Because Paul was Catholic, they raised their children in that faith. His work with the United Nations took them to Thailand and Italy. They also lived in Alabama, Florida, California and Washington, D.C., where Paul joined the World Bank. They then spent five years in Kenya, returning to Washington, D.C., in 1979. After Paul retired, they moved in 1988 to Colorado Springs. After he died in 2001, Carla moved to Spokane in 2004 to be with her daughter, Marian.
She returned slowly to Judaism after her children left home.
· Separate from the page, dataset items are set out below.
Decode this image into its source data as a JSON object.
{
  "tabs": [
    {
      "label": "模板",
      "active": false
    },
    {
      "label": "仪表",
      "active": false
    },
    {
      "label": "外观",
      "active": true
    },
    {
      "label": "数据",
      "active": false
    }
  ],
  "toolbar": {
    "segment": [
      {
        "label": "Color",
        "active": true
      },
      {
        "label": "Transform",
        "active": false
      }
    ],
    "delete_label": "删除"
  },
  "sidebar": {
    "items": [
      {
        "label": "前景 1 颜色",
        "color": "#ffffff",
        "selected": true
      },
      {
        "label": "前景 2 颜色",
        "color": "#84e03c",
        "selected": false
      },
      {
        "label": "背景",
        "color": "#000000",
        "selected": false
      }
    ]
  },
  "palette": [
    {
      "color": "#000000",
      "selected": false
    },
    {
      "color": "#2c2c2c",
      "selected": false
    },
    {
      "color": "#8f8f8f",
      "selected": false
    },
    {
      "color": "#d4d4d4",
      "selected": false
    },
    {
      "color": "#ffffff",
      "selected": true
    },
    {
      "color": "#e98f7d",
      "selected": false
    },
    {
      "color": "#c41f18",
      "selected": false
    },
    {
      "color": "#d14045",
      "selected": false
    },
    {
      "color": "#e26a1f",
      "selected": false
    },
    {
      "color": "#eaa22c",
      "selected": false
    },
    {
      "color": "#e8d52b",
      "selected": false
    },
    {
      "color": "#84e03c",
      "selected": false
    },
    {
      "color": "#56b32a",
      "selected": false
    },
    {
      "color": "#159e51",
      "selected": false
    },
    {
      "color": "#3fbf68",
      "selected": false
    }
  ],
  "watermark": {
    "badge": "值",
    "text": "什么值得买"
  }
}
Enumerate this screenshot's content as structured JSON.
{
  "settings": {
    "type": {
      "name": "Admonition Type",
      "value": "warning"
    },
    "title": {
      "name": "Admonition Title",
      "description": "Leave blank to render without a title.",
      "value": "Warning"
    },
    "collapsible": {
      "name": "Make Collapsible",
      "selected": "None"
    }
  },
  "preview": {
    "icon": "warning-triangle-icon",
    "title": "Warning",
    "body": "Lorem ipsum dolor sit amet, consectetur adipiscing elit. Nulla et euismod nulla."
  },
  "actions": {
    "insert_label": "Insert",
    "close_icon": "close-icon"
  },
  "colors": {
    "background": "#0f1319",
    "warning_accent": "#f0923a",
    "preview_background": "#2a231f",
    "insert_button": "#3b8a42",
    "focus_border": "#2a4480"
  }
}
It took 18 years for Carla to write her memoir, which is published on demand through Amazon. Proceeds go to scholarships for Yom HaShoah.
Carla visited her family in Holland almost every year. In recent years, until her sister's death, they kept in contact through Facetime.
When asked about forgiving, she said, "We cannot forgive someone who kills people, only those people killed and God can do that."
Recently recognized as the 2020 Washingtonian of the Year, Carla said she is grateful if it means people talk about the Holocaust, because it's important for people to know about it.
Why was she in the underground?
"I could help, so I did. It needed to be done," she said.
On receiving the award at the Governor's Mansion, she said that she speaks about the Holocaust "because it is necessary. I can do it, so I do it."